Missed opportunities on coherent pension policy reform
- Written by The Conversation
Changes to the pension foreshadowed by Social Services Minister Scott Morrison have been enacted as a flagship policy of the 2015-2016 federal budget.
Mr Morrison has said the changes, which still need the support of the Senate cross-benchers to become policy will allow more than 170,000 pensioners with modest assets to have their pensions increased from January 2017 by an average of around $30 per fortnight.
The proposed changes contrast sharply with last year’s unpopular proposal for pension indexation on the basis of CPI instead of average earnings, which interest groups said would leave pensioners worse off.
It would be nice to think that this marks a turning point for a government in electoral trouble, one that is now charting a path for towards a more mainstream response to population ageing.
But while these proposed changes have been welcomed by interest groups, they represent a missed opportunity to craft a coherent approach to retirement incomes policy.
What appears on first blush to be a better policy than the one proposed in last year’s budget is, in fact, part of a piecemeal approach that risks taking Australia backwards.
Fairer… but not fairest
Mr Morrison and his government argue that the pension is being made fairer and more sustainable through tighter income and assets tests, along with targeting expenditure to those most in need.
These words resonate with mainstream Australian values. They represent an improvement on the indexation proposals advanced by the National Commission of Audit, which would have drastically reduced the incomes of pensioners over the coming years relative to community incomes.
The Intergenerational Report 2015 projects substantial rises of real incomes over the coming decades. The Australian mainstream was never going to accept redistributing such amounts away from older people of modest means to reduce the fiscal pressures of population ageing.
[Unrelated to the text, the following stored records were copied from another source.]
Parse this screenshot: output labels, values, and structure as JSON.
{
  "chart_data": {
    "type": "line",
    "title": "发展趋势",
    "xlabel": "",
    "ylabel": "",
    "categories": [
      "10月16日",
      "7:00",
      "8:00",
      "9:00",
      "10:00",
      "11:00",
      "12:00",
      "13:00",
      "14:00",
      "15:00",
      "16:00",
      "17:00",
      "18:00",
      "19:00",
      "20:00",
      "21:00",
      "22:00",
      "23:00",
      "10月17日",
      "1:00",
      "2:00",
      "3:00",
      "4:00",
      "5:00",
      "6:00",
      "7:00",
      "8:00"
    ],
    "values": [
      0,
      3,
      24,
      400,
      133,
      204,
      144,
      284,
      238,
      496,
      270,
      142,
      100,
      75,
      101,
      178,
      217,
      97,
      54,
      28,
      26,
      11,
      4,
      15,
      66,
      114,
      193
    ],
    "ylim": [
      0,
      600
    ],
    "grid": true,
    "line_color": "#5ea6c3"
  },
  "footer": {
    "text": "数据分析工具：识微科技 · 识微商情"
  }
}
Yet, as Morrison suggested recently, there is a case for more modest indexation than the current one based on average earnings. That case has for now been lost because of the lack of a coherent overall approach to retirement incomes.
This year’s budget proposal presents a good news story for the government. Overall expenditure will still be reduced over the coming years (modestly) as the means testing of both assets and incomes applies more sharply.
The “winners” will be pensioners of modest incomes with continuing protections on the wealth in the family home. The “losers” will be those facing pension reductions as a result of having relatively more assets outside of the home and relatively more self-funded income.
This may appeal to enough of the cross-bench to overcome the political gridlock in the Senate. The changes have provisional support from COTA (subject to a retirement incomes review), from ACOSS, and acceptance from National Seniors Australia.
From the perspective of coherent retirement incomes policy, however, the proposal presents two serious weaknesses.
First, the new assets test involves a very tough “wealth tax”. At the margin,for every $1000 of assets the pension will be reduced by $3 a fortnight, or $78 a year, much more than those assets can deliver in income. Assets of $823,000 may sound a lot but, even if drawn down over retirement, they can only deliver an income of around $40,000. That’s not a lot.
Second, the losers are the current aged. Most of them have not benefited much, if at all, from the superannuation reforms of the last 25 years, yet the excessive tax assistance to those who will benefit will continue.
Ironically, the government’s new pension policy sounds a bit like strategies from the Keating and Howe Labor governments of the early 1990s. They managed to maintain expenditure control while increasing pension and welfare benefits by tightening means tests.
But those measures were also part of a wider strategy including expansion of occupational superannuation, which is emerging as the major factor redistributing private and public income to later life and cushioning future costs of population ageing.
The traditional poverty alleviation aims of the age pension now sit aside income replacement goals. But particularly since superannuation benefits became tax free, government support has increasingly flowed to the more advantaged workers and retirees.
More to be done
Policy think tanks and advocates are joining the electoral mainstream in recognising the substantial inequalities inherent in relying only on expenditure cuts to achieve fiscal sustainability.
This government appears to have ruled out any changes to superannuation tax breaks in the current term. That represents a missed opportunity to boost revenue and to make the superannuation system more effective.
The budget reforms do little to address the severe disadvantage of some younger and older people, nor the policies that accentuate inequalities over lifetimes and generations.
Social Services Minister Scott Morrison should now commission a comprehensive, high-level government review of retirement income policies that looks at taxation of superannuation as well as expenditure on the age pension. It should tackle head-on the major intergenerational issues well before the next election.
Hal Kendig receives funding from the Australian Research Council and the National Health and Medical Research Council. He is affiliated with the Academy of Social Sciences in Australia, COTA Australia and the Australian Association of Gerontology.
Andrew Podger is a member of the Committee for Sustainable Retirement Incomes, an independent, non-partisan voluntary group.